Jeanette  "Astute Crabbist" "an educational twist....messages strongly telegraphed"
Very nice. Message received, loud and clear. Thanks for the review, Jill. I think maybe I've read this book before, in some other form. ;-)


Jill This review gave me no pleasure because the author's heart was in the right place. Its true audience -- IMHO -- is YA. It may be right for someone, but not for me.


message 4: by Jeanette (new)

Jeanette  "Astute Crabbist" Yes, I do think I've seen YA books with similarities to what you've described here. You've made it very clear in your review what the book's value could be for a certain audience, and what the author was trying to accomplish. (I forget to say these things in my shorthand comments on people's reviews.)
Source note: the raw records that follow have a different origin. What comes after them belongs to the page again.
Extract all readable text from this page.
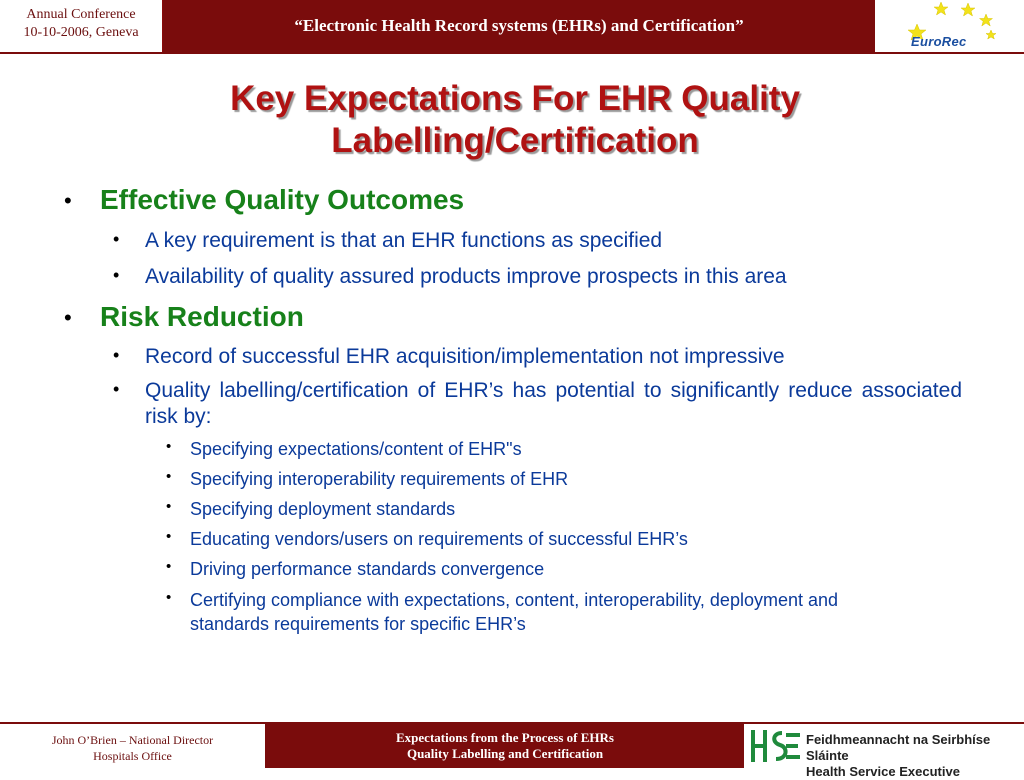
Annual Conference
10-10-2006, Geneva	“Electronic Health Record systems (EHRs) and Certification”
EuroRec
Key Expectations For EHR Quality
Labelling/Certification
• Effective Quality Outcomes
• A key requirement is that an EHR functions as specified
• Availability of quality assured products improve prospects in this area
• Risk Reduction
• Record of successful EHR acquisition/implementation not impressive
• Quality labelling/certification of EHR’s has potential to significantly reduce associated risk by:
• Specifying expectations/content of EHR"s
• Specifying interoperability requirements of EHR
• Specifying deployment standards
• Educating vendors/users on requirements of successful EHR’s
• Driving performance standards convergence
• Certifying compliance with expectations, content, interoperability, deployment and standards requirements for specific EHR’s
John O’Brien – National Director
Hospitals Office
Expectations from the Process of EHRs
Quality Labelling and Certification
Feidhmeannacht na Seirbhíse Sláinte
Health Service Executive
Jill I'm a little surprised at all the rave reviews. But viva la difference, right?


message 6: by Jeanette (new)

Jeanette  "Astute Crabbist" Well, you did mention that it has a lot to offer for the mass market audience. A lot of people like things kept simple, especially if they haven't read much about the topic.


Jill Well, you and I both read and loved Submission, which was so nuanced. I guess that's what I look for these days in a book that tackles potentially controversial topics. Interestingly, I'll soon be attending a play by the same author, who is also a playwright and actor.


message 8: by Jeanette (new)

Jeanette  "Astute Crabbist" Yep, I'm with you. It's hard to stay with a book that tells me exactly what I'm supposed to get from it.
Enjoy the play. It will be interesting to compare his skills, novelist vs. playwright.


Jessica Really that disappointing? That's too bad, I had high hopes for this one. I've got a request for it at the library, so I'll probably still read it but now I'm much less excited.


message 10: by Jill (new) - rated it 3 stars

Jill Hi Jessica -- Well, I've 5-starred books that readers I respect have 1-starred and vice versa. My personal feeling was that it was quite young adult, despite the worthy themes. If you DO read it,let me know if you think I'm off base...or not.


Isabel O. Hi, Jill. Couldn't agree more with this review. Wondering how the play was? My husband and I are in Chicago next week. Worth going?


message 12: by Jill (new) - rated it 3 stars

Jill Isabel, the reviews were generally good. BUT google the review on Disgraced from the Chicago SunTimes; seems like they felt that some of the play was reductive.

My husband and I are avid theater-goers. I'd recommend Enron from the TimeLine Theater, a small but VERY reliable theater group. Race at the Goodman is also superb.


Isabel O. Great. Many thanks for the leads.